Entre os 14 personagens, estão Betinho, porteiro do edifício mais alto de Porto Alegre, o Santa Cruz, no Centro Histórico; Alice, moradora da Ocupação Baronesa, na Cidade Baixa, que acolhe mulheres indígenas; e Janja, neta de uma escrava fugida e ativista do Quilombo dos Alpes, nos morros da Glória. Pelo menos um é famoso: Toniolo celebrizou seu nome com pichações e adesivos espalhados pela cidade. O único capítulo que destoa um pouco da proposta é o do professor aposentado de Jornalismo Leonam. Ali, em meio a reflexões do entrevistado sobre o ofício e elogios de ex-alunos como a própria Eliane Brum, a cidade não se faz tão presente, as relações humanas não estão tanto em foco.
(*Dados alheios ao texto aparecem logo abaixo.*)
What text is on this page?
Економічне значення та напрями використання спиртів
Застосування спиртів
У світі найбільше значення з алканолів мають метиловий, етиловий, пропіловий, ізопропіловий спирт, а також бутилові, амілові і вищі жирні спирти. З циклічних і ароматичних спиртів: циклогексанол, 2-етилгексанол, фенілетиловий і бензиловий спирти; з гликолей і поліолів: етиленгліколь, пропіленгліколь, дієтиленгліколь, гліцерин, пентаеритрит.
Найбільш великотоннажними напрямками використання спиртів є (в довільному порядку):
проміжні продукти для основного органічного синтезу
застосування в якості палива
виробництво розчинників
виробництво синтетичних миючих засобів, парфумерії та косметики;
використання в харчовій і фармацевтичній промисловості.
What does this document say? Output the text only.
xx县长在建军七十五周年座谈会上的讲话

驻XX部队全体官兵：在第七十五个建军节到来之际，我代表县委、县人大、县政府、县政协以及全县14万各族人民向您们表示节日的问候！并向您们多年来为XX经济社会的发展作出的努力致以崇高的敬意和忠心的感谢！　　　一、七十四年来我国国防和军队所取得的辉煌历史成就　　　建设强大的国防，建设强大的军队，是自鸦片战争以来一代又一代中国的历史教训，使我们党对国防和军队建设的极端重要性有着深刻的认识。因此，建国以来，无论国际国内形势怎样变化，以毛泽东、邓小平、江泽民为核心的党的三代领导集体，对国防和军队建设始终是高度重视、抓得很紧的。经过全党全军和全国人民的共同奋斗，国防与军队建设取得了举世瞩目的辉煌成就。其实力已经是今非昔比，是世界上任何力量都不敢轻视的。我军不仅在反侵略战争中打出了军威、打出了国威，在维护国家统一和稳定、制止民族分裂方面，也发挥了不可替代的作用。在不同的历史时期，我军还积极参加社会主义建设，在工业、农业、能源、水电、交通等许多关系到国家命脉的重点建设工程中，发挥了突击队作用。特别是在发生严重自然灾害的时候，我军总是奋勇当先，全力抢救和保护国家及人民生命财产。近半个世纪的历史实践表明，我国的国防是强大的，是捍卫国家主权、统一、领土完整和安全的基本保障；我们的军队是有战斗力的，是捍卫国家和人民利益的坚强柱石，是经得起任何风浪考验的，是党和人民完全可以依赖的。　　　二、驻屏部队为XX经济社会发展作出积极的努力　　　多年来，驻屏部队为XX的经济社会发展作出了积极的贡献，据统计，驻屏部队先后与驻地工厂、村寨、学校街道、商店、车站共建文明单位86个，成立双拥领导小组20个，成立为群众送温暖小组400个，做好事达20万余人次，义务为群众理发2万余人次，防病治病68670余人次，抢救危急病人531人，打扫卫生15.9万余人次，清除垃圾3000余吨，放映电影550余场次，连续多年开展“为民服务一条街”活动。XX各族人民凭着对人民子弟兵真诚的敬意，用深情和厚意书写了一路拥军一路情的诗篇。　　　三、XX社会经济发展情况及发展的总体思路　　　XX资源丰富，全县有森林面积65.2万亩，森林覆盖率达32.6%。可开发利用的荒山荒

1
Pablito termina o livro com um personagem que está no coração de Porto Alegre e que, de certa maneira, espelha o seu trabalho. Artista de rua há 25 anos, o argentino Abraham atua como estátua viva de um anjo na Esquina Democrática. Enquanto se maquia e veste seu figurino, ele discorre:
— Quando eu coloco a roupa, parece que é outra pessoa que existe. Uma pessoa que mais ouve. Eles vêm falar comigo pela minha fantasia, tu me entiende? Vêm contar suas histórias. E eu tô aqui para ouvir histórias, tu me entiende? Eles te contam de tudo, de tudo. Corações de amor, corações de preocupación, de tristeza. Estou aqui para ouvir corações.